At the start of the event, Saperstein, who’s from Boca Raton, Florida, emphasized that gun violence prevention means addressing suicides and shootings in cities, in addition to mass shootings. 

Suicides made up 60 percent of U.S. gun deaths in 2017, while murders made up 37 percent, according to Pew Research Center. 

In addition to background checks, Saperstein said the organization supports red flag laws, which she referred to as “extreme risk laws,” in an attempt to detach the legislation from stigmatizing mentally ill people. These laws allow police to temporarily confiscate firearms from people who are considered by a judge to be a harm to themselves or others. 

AU College Democrats watched the issue of gun violence take center stage at the third 2020 Democratic presidential primary debate on Sept. 12, Appelstein said.

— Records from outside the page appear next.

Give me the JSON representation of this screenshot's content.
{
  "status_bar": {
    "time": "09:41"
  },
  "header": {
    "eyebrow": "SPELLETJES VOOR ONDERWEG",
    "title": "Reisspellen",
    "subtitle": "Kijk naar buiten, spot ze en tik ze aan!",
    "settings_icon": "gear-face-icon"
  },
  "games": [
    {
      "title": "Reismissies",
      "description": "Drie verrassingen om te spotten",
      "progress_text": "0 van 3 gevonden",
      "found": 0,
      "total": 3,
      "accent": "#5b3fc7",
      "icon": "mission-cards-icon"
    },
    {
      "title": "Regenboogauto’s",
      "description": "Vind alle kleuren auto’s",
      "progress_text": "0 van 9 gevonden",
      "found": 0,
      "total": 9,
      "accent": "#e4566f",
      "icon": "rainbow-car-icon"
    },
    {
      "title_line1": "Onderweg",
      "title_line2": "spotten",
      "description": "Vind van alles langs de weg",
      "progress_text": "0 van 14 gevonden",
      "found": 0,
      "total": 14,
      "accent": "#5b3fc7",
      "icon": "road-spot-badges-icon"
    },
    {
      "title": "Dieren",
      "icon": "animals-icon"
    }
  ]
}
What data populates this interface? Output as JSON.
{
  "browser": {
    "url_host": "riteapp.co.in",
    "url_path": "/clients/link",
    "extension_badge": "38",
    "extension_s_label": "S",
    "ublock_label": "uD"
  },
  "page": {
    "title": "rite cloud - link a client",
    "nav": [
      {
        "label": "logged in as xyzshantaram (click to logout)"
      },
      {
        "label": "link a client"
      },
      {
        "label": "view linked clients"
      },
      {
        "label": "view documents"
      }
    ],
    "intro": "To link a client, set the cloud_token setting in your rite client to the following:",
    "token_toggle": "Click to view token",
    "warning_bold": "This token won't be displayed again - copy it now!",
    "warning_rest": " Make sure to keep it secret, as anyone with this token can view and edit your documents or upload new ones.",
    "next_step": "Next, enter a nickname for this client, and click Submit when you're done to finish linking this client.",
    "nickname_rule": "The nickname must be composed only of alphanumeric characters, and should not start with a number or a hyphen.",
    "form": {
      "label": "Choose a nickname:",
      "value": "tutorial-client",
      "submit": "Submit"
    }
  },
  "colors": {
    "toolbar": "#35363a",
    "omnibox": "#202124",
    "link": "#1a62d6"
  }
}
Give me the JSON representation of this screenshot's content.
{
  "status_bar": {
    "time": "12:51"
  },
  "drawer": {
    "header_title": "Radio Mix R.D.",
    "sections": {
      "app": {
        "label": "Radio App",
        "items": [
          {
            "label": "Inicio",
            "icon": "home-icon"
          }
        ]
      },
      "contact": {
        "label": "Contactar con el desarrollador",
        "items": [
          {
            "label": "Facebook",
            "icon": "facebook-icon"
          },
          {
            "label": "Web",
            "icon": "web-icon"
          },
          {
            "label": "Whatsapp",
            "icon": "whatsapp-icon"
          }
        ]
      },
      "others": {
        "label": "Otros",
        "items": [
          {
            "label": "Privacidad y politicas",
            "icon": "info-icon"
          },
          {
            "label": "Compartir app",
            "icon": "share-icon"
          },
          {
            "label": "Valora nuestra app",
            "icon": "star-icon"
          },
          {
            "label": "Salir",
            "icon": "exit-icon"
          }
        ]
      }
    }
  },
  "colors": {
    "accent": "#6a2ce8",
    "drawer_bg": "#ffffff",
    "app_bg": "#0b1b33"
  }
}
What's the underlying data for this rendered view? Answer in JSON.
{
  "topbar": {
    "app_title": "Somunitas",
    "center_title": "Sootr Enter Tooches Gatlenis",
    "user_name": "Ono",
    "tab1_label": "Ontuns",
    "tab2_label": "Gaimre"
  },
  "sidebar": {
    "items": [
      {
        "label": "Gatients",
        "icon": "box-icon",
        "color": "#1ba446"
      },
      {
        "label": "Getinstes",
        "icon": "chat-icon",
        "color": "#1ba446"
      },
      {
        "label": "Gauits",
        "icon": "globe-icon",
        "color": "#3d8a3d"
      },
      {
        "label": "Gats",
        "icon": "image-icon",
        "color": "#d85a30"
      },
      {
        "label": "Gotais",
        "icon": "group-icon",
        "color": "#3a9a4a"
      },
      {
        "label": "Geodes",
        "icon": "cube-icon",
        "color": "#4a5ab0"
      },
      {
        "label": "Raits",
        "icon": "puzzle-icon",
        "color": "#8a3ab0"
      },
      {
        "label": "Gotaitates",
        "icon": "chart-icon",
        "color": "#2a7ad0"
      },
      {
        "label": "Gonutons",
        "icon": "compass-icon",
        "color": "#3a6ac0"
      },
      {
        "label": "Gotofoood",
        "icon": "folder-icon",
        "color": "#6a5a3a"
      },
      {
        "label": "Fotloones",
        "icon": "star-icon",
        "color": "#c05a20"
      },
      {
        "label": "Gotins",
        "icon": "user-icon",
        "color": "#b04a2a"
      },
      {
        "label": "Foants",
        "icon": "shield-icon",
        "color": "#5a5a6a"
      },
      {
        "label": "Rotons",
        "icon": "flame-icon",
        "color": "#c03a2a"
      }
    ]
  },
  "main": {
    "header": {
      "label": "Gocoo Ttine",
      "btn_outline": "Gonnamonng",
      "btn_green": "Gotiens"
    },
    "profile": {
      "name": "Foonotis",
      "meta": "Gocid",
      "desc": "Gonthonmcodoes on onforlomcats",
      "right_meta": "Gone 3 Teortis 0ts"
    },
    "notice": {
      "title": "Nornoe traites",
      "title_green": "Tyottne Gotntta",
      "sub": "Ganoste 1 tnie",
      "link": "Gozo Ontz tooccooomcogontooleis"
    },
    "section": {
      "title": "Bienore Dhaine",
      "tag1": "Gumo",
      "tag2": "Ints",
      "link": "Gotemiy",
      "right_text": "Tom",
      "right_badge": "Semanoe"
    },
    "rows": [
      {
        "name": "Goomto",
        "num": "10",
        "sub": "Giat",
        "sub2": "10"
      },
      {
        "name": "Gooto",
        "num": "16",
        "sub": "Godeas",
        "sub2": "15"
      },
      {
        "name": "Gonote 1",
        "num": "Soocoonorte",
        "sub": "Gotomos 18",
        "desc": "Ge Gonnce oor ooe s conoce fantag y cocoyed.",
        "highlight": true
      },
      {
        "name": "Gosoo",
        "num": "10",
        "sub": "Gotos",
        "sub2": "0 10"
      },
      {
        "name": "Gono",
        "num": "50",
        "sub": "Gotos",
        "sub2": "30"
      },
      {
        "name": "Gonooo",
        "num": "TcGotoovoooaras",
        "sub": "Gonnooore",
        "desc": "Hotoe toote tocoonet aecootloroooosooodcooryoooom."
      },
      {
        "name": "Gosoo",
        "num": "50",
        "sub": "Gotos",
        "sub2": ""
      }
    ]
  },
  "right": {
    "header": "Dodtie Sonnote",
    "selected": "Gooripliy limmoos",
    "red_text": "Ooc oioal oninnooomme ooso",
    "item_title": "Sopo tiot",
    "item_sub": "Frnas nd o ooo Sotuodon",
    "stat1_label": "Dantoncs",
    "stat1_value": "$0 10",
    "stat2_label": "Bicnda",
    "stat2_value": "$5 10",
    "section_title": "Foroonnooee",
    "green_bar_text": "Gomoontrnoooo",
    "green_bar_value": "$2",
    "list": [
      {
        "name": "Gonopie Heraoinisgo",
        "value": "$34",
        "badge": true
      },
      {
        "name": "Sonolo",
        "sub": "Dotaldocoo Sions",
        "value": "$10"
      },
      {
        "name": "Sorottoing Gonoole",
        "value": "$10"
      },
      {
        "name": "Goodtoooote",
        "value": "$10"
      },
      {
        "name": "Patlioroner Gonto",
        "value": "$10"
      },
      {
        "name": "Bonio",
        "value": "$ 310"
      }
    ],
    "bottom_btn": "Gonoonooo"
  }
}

“Some issues do fall to the wayside during the debates because there’s just so many issues, so we’re glad that it was brought up,” Appelstein said.

While the group isn’t supporting a particular candidate during the primaries, they want to see universal background checks, an assault weapons ban and “some form” of assault weapons buyback program take effect, she said.

Freshman Dahlia Linowes didn’t know about the 2011 Tucson shooting before her friend told her about Giffords’ story, she said before Saperstein started her remarks. 

Linowes recounted the “horrible night” after the 2018 shooting in Parkland, when she was a high school junior studying in Israel for a semester with a couple students from Marjory Stoneman Douglas High School. Linowes, who’s from Germantown, Maryland, which is near D.C., said it’s important for gun violence prevention to remain prominent in political discourse.

“When you live here, it kind of gets a little overshadowed,” she said.